Evidentemente non può trattarsi solo di sfortuna, ci devono essere comportamenti sbagliati a livello individuale o gestioni approssimative dei protocolli a dare spazio alla diffusione del contagio e alla trasformazione di una squadra in un cluster Covid. La materia è coperta dalla privacy e quindi non sapremo mai cos’è successo. Ma le conseguenze di un contagio diffuso in un Gruppo di atleti professionisti è un grosso problema da affrontare nella programmazione dell’attività sportiva. Comunque, trattandosi di soggetti trivaccinati, si spera che la malattia si manifesti con sintomi leggeri o addirittura sia asintomatica.
Il lettore A.R.B. mi chiede “se i Rosso volessero vendere la società, quali scenari sarebbero possibili?”. Direi, per cominciare, che l’ipotesi di una cessione dell’Lr Vicenza mi sembra molto improbabile anche se i conti dovrebbero essere a posto e quindi si venderebbe una impresa sportiva economicamente sana. Il punto debole dell’offerta è la mancanza di appeal che, oggettivamente, ha la piazza. Il blasone, i campioni del passato, il legame con la Nobile Provinciale sono temi suggestivi per i tifosi ma non nel mondo del business calcistico. I dati che contano, lì, sono altri e il Vicenza purtroppo non ha grandi bellezze da mettere sul piatto. La Serie A manca da più di vent’anni, c’è stato di mezzo un fallimento, il pubblico è calato in misura drastica, non c’è ricambio generazionale negli spettatori, il bacino d’utenza si è ristretto, la dimensione provinciale della squadra ormai è un ricordo. Questo club produce pochi ricavi e non ha nemmeno le strutture per reggere il livello della Serie A. Da vent’anni si parla di stadio nuovo o, in alternativa, di ristrutturazione del Menti e si sta ripetendo la storia del teatro comunale, che è andata avanti sessant’anni.

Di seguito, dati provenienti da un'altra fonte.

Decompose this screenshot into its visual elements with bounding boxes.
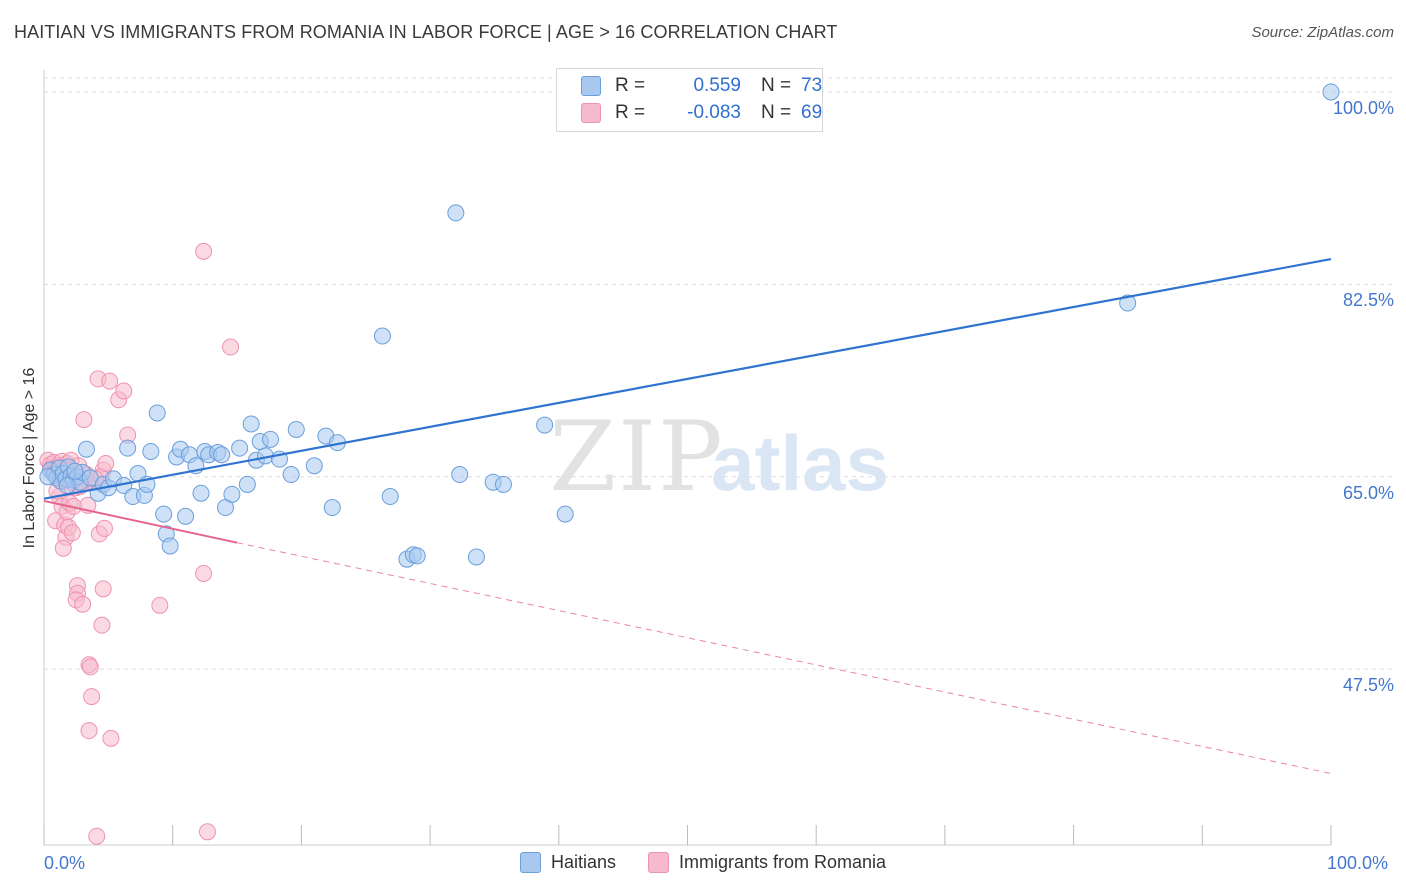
haitian-point bbox=[238, 475, 256, 493]
n-label: N = bbox=[761, 102, 792, 123]
r-label: R = bbox=[615, 102, 646, 123]
haitians-trend-line bbox=[43, 257, 1332, 500]
haitian-point bbox=[119, 439, 137, 457]
romania-point bbox=[94, 580, 112, 598]
x-tick-label-min: 0.0% bbox=[44, 853, 86, 873]
romania-point bbox=[93, 616, 111, 634]
romania-point bbox=[195, 564, 213, 582]
stats-row-haitians: R = 0.559 N = 73 bbox=[581, 73, 822, 99]
haitian-point bbox=[373, 327, 391, 345]
romania-point bbox=[102, 729, 120, 747]
romania-point bbox=[83, 688, 101, 706]
legend-label-haitians: Haitians bbox=[550, 852, 616, 872]
romania-point bbox=[101, 372, 119, 390]
legend-label-romania: Immigrants from Romania bbox=[678, 852, 887, 872]
series-legend: Haitians Immigrants from Romania bbox=[0, 852, 1406, 873]
romania-trend-line bbox=[43, 499, 238, 544]
haitian-point bbox=[161, 537, 179, 555]
haitian-point bbox=[467, 548, 485, 566]
haitian-point bbox=[1119, 294, 1137, 312]
romania-point bbox=[95, 519, 113, 537]
y-tick-label: 47.5% bbox=[1342, 675, 1394, 696]
romania-point bbox=[115, 382, 133, 400]
romania-point bbox=[54, 539, 72, 557]
haitian-point bbox=[1322, 83, 1340, 101]
haitians-swatch bbox=[581, 76, 601, 96]
haitian-point bbox=[213, 446, 231, 464]
series-haitians-points bbox=[39, 83, 1340, 568]
haitian-point bbox=[447, 204, 465, 222]
romania-point bbox=[198, 823, 216, 841]
r-value: 0.559 bbox=[693, 75, 741, 96]
romania-point bbox=[97, 455, 115, 473]
haitian-point bbox=[262, 430, 280, 448]
romania-legend-swatch bbox=[647, 852, 669, 873]
romania-point bbox=[75, 411, 93, 429]
haitians-legend-swatch bbox=[519, 852, 541, 873]
legend-item-haitians[interactable]: Haitians bbox=[519, 852, 616, 873]
chart-title: HAITIAN VS IMMIGRANTS FROM ROMANIA IN LA… bbox=[14, 22, 838, 42]
haitian-point bbox=[223, 485, 241, 503]
haitian-point bbox=[287, 420, 305, 438]
haitian-point bbox=[242, 415, 260, 433]
source-credit: Source: ZipAtlas.com bbox=[1251, 24, 1394, 41]
romania-point bbox=[222, 338, 240, 356]
romania-point bbox=[80, 722, 98, 740]
watermark: ZIP atlas bbox=[549, 401, 889, 513]
y-tick-label: 100.0% bbox=[1332, 97, 1394, 118]
haitian-point bbox=[282, 466, 300, 484]
romania-trend-extension bbox=[236, 542, 1332, 775]
series-romania-points bbox=[39, 242, 240, 845]
haitian-point bbox=[148, 404, 166, 422]
haitian-point bbox=[323, 499, 341, 517]
n-value: 69 bbox=[801, 102, 823, 123]
r-label: R = bbox=[615, 75, 646, 96]
axes bbox=[43, 70, 1332, 846]
watermark-zip: ZIP bbox=[549, 401, 724, 513]
y-tick-label: 65.0% bbox=[1342, 482, 1394, 503]
romania-point bbox=[151, 596, 169, 614]
haitian-point bbox=[39, 468, 57, 486]
y-tick-label: 82.5% bbox=[1342, 290, 1394, 311]
romania-point bbox=[88, 827, 106, 845]
romania-swatch bbox=[581, 103, 601, 123]
trend-lines bbox=[43, 257, 1332, 775]
r-value: -0.083 bbox=[687, 102, 741, 123]
haitian-point bbox=[381, 488, 399, 506]
haitian-point bbox=[494, 475, 512, 493]
haitian-point bbox=[155, 505, 173, 523]
haitian-point bbox=[408, 547, 426, 565]
romania-point bbox=[63, 524, 81, 542]
haitian-point bbox=[305, 457, 323, 475]
romania-point bbox=[81, 658, 99, 676]
haitian-point bbox=[142, 442, 160, 460]
watermark-atlas: atlas bbox=[711, 419, 889, 507]
haitian-point bbox=[556, 505, 574, 523]
n-value: 73 bbox=[801, 75, 823, 96]
haitian-point bbox=[231, 439, 249, 457]
haitian-point bbox=[451, 466, 469, 484]
n-label: N = bbox=[761, 75, 792, 96]
legend-item-romania[interactable]: Immigrants from Romania bbox=[647, 852, 887, 873]
romania-point bbox=[195, 242, 213, 260]
haitian-point bbox=[58, 477, 76, 495]
haitian-point bbox=[77, 440, 95, 458]
stats-row-romania: R = -0.083 N = 69 bbox=[581, 100, 822, 126]
haitian-point bbox=[177, 507, 195, 525]
haitian-point bbox=[536, 416, 554, 434]
romania-point bbox=[74, 595, 92, 613]
x-tick-label-max: 100.0% bbox=[1327, 853, 1389, 873]
haitian-point bbox=[192, 484, 210, 502]
stats-legend: R = 0.559 N = 73 R = -0.083 N = 69 bbox=[556, 68, 823, 132]
haitian-point bbox=[66, 462, 84, 480]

Se anche OTB e i soci di minoranza cedessero la società gratis, e sinceramente ne dubito, un acquirente dovrebbe accollarsi un investimento di decine di milioni per puntare ad accedere alla massima serie con la prospettiva di restarci più o meno stabilmente. Oggi in Italia sono ben pochi o forse non c’è nessuno in grado di affrontare un impegno di questa portata e con prospettive economiche così incerte. Inutile sperare che un acquirente venga dal territorio, dove pur ci sono imprenditori che potrebbero permettersi di emulare Percassi e Squinzi ma, come si è visto in occasione dell’asta fallimentare, non hanno alcun interesse a cimentarsi nel settore dello spettacolo sportivo. La finanza vicentina e veneta non hanno mai fatto interventi nel calcio e, quindi, l’unica possibilità è che sia un fondo estero a vedere nel club biancorosso una opportunità di investimento com’è successo a Pisa, a Venezia, a Ferrara e altrove. Ma Vicenza potrebbe essere davvero una piazza in grado di attrarre investitori? Forse l’unico aspetto economicamente interessante è lo stadio, che ne rappresenta nel contempo uno dei punti deboli.
Credo, insomma, che l’Lr Vicenza resterebbe invenduto anche nel migliore dei casi e cioè che fosse regalato ma, come ho già detto, è una ipotesi inverosimile.